叫穆娟的女孩呆呆地看著地上沾了灰的布袋子,眼圈瞬間紅了,嘴唇哆嗦著,卻一個字也說不出來。
周圍的空氣都透著難堪的尷尬。
“嘖。”阿狼對著鏡頭皺眉,語氣像是沾上了什麼晦氣,
“行了行了,彆在這兒杵著丟人現眼了,趕緊走吧。記住,以後彆來找我,咱倆不是一個世界的人。”
他瀟灑地一甩精心打理的頭發,轉身就要走進那間裝修精致的咖啡廳。
“哦?不是一個世界?”
一個冰冷帶著戲謔的聲音,突兀地插了進來。
聲音不大,卻像帶著冰碴子,瞬間凍住了阿狼邁出的腳步和直播間的彈幕。
秦無忌不知何時已經穿過街道,站在了咖啡廳門前幾步遠的地方。周汐顏和白問天跟在後麵。
阿狼轉過身,看到秦無忌那張帥得極具攻擊性的臉,眼中閃過一絲嫉妒,隨即被濃重的不悅取代。
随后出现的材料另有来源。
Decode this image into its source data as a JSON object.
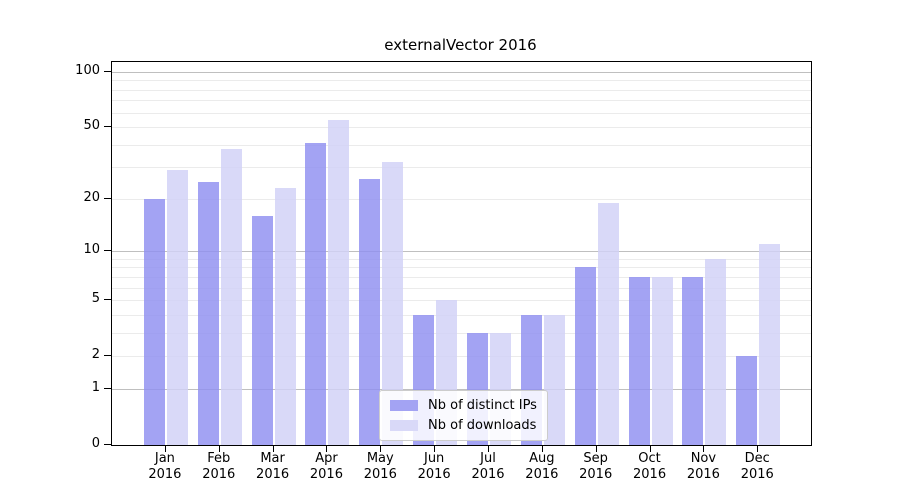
{
  "chart_data": {
    "type": "bar",
    "title": "externalVector 2016",
    "categories": [
      "Jan 2016",
      "Feb 2016",
      "Mar 2016",
      "Apr 2016",
      "May 2016",
      "Jun 2016",
      "Jul 2016",
      "Aug 2016",
      "Sep 2016",
      "Oct 2016",
      "Nov 2016",
      "Dec 2016"
    ],
    "series": [
      {
        "name": "Nb of distinct IPs",
        "color": "#a3a3f3",
        "values": [
          20,
          25,
          16,
          41,
          26,
          4,
          3,
          4,
          8,
          7,
          7,
          2
        ]
      },
      {
        "name": "Nb of downloads",
        "color": "#d9d9f8",
        "values": [
          29,
          38,
          23,
          55,
          32,
          5,
          3,
          4,
          19,
          7,
          9,
          11
        ]
      }
    ],
    "yscale": "log1p",
    "yticks": [
      0,
      1,
      2,
      5,
      10,
      20,
      50,
      100
    ],
    "major_grid_values": [
      1,
      10,
      100
    ],
    "ylim": [
      0,
      113
    ],
    "grid": true,
    "legend_position": "lower center",
    "colors": {
      "major_grid": "#bfbfbf",
      "minor_grid": "#ebebeb",
      "axis": "#000000",
      "background": "#ffffff"
    }
  }
}
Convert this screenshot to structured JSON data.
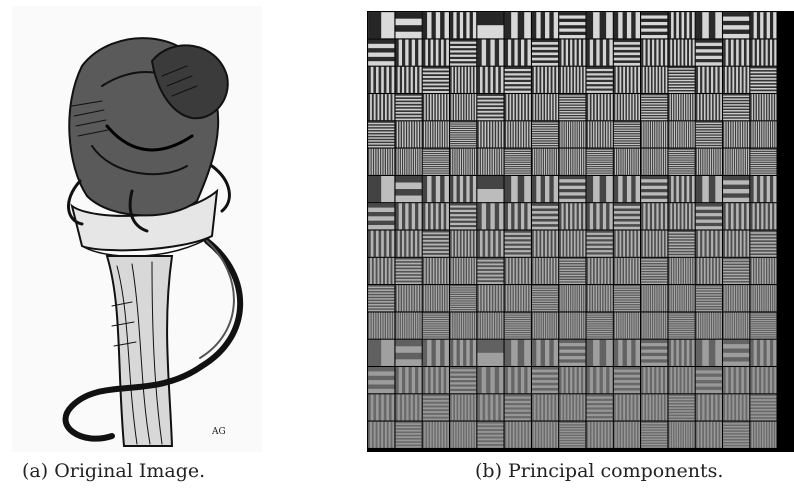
{
  "figure": {
    "panel_a": {
      "caption": "(a) Original Image.",
      "signature": "AG"
    },
    "panel_b": {
      "caption": "(b) Principal components.",
      "grid": {
        "rows": 16,
        "cols": 16,
        "visible_cols": 15
      }
    }
  }
}
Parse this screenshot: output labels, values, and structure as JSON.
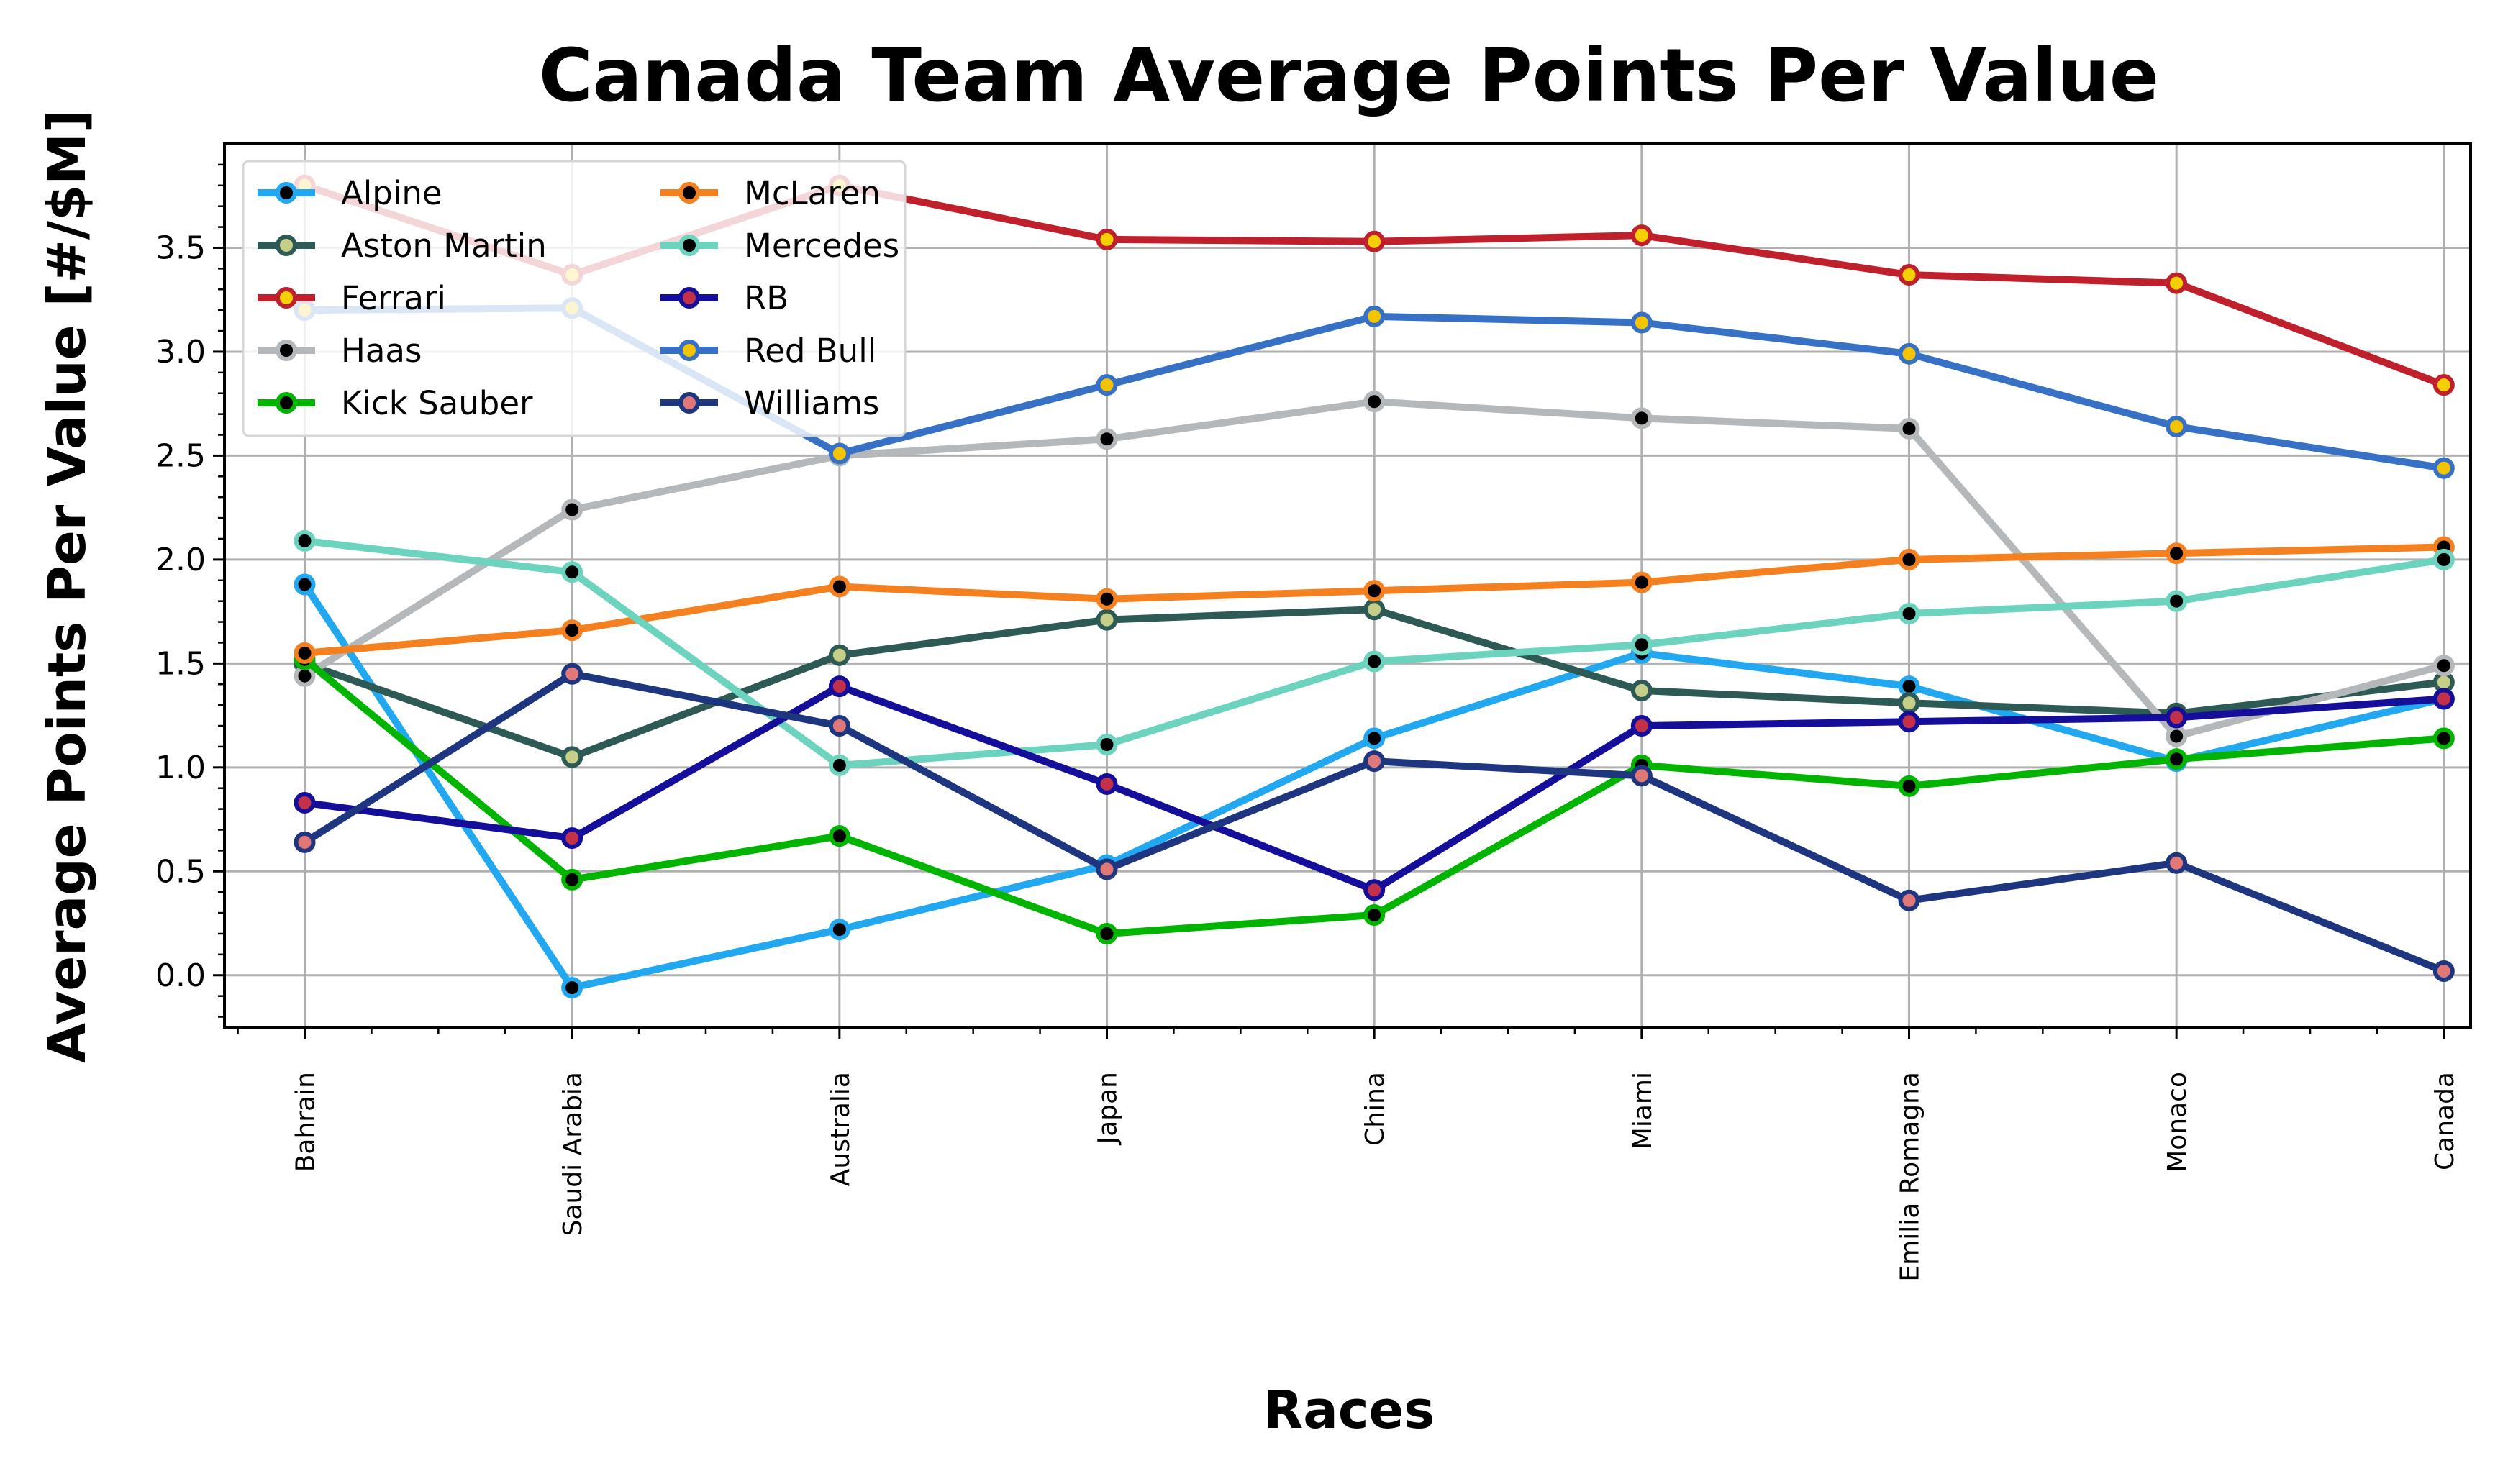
{
  "chart_data": {
    "type": "line",
    "title": "Canada Team Average Points Per Value",
    "xlabel": "Races",
    "ylabel": "Average Points Per Value [#/$M]",
    "categories": [
      "Bahrain",
      "Saudi Arabia",
      "Australia",
      "Japan",
      "China",
      "Miami",
      "Emilia Romagna",
      "Monaco",
      "Canada"
    ],
    "ylim": [
      -0.25,
      4.0
    ],
    "yticks": [
      0.0,
      0.5,
      1.0,
      1.5,
      2.0,
      2.5,
      3.0,
      3.5
    ],
    "ytick_labels": [
      "0.0",
      "0.5",
      "1.0",
      "1.5",
      "2.0",
      "2.5",
      "3.0",
      "3.5"
    ],
    "grid": true,
    "legend_position": "top-left",
    "series": [
      {
        "name": "Alpine",
        "color": "#22a8f0",
        "marker": "#000000",
        "values": [
          1.88,
          -0.06,
          0.22,
          0.53,
          1.14,
          1.55,
          1.39,
          1.03,
          1.33
        ]
      },
      {
        "name": "Aston Martin",
        "color": "#2d5a54",
        "marker": "#c5cf8a",
        "values": [
          1.5,
          1.05,
          1.54,
          1.71,
          1.76,
          1.37,
          1.31,
          1.26,
          1.41
        ]
      },
      {
        "name": "Ferrari",
        "color": "#c0202c",
        "marker": "#f5d000",
        "values": [
          3.8,
          3.37,
          3.8,
          3.54,
          3.53,
          3.56,
          3.37,
          3.33,
          2.84
        ]
      },
      {
        "name": "Haas",
        "color": "#b5b8bb",
        "marker": "#000000",
        "values": [
          1.44,
          2.24,
          2.5,
          2.58,
          2.76,
          2.68,
          2.63,
          1.15,
          1.49
        ]
      },
      {
        "name": "Kick Sauber",
        "color": "#00b400",
        "marker": "#000000",
        "values": [
          1.52,
          0.46,
          0.67,
          0.2,
          0.29,
          1.01,
          0.91,
          1.04,
          1.14
        ]
      },
      {
        "name": "McLaren",
        "color": "#f58020",
        "marker": "#000000",
        "values": [
          1.55,
          1.66,
          1.87,
          1.81,
          1.85,
          1.89,
          2.0,
          2.03,
          2.06
        ]
      },
      {
        "name": "Mercedes",
        "color": "#6cd3bf",
        "marker": "#000000",
        "values": [
          2.09,
          1.94,
          1.01,
          1.11,
          1.51,
          1.59,
          1.74,
          1.8,
          2.0
        ]
      },
      {
        "name": "RB",
        "color": "#140e9a",
        "marker": "#c2304a",
        "values": [
          0.83,
          0.66,
          1.39,
          0.92,
          0.41,
          1.2,
          1.22,
          1.24,
          1.33
        ]
      },
      {
        "name": "Red Bull",
        "color": "#3671c6",
        "marker": "#f5c400",
        "values": [
          3.2,
          3.21,
          2.51,
          2.84,
          3.17,
          3.14,
          2.99,
          2.64,
          2.44
        ]
      },
      {
        "name": "Williams",
        "color": "#1e3580",
        "marker": "#e07878",
        "values": [
          0.64,
          1.45,
          1.2,
          0.51,
          1.03,
          0.96,
          0.36,
          0.54,
          0.02
        ]
      }
    ]
  }
}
“你誰啊?關你屁事?”他語氣不善,維持著手機鏡頭,明顯想把衝突也當成直播素材。
秦無忌根本沒看他,目光落在那掉落的布袋上,又掃過穆娟慘白絕望的臉。
【善惡透視眼】下,阿狼頭頂那片妖異的暗紅畜生光斑,濃鬱得幾乎要滴出血來!
貪婪、虛榮、忘恩負義…種種惡意如同實質的粘稠觸手,在他周身張牙舞爪!
而他旁邊的穆娟,周身籠罩著一層極其黯淡、幾乎要被徹底壓滅的微弱白光,代表著她此刻脆弱絕望的心境。
“我說,”秦無忌終於抬眼看向阿狼,眼神平靜得可怕,“踩著彆人真心往上爬,爬得高,摔得也慘。你這身光鮮亮麗的皮,底下爛透了,知道嗎?”
“你他媽說什麼?!”阿狼勃然變色,被當眾戳破本質的羞怒讓他英俊的臉扭曲起來,
“老子現在有錢有名!你這種底層渣滓懂什麼?吃不到葡萄說葡萄酸吧!保安!保安呢!”
他對著手機吼道:“家人們!看到沒!這就是現實!窮鬼看不得彆人好!”
直播間彈幕瘋狂滾動。
【狼哥懟他!】
【哪來的瘋狗?】
【心疼娟娟!】
【帥!新來的小哥哥好帥!比狼哥還有型!】
【樓上花癡叉出去!】
周汐顏看得火冒三丈,小拳頭攥得死緊,杏眼裡全是怒氣泡泡:
“無恥!簡直畜生!不,說他是畜生都侮辱了畜生!”
她扭頭看向秦無忌,“忌哥!噴他!審判他!這種兩腳畜生留著過年嗎?”
白問天站在稍後一點的位置,看著眼前的鬨劇,眼神空洞了一瞬。
忘恩負義…被丟棄的真心…這場景,莫名戳中了她心底某個角落。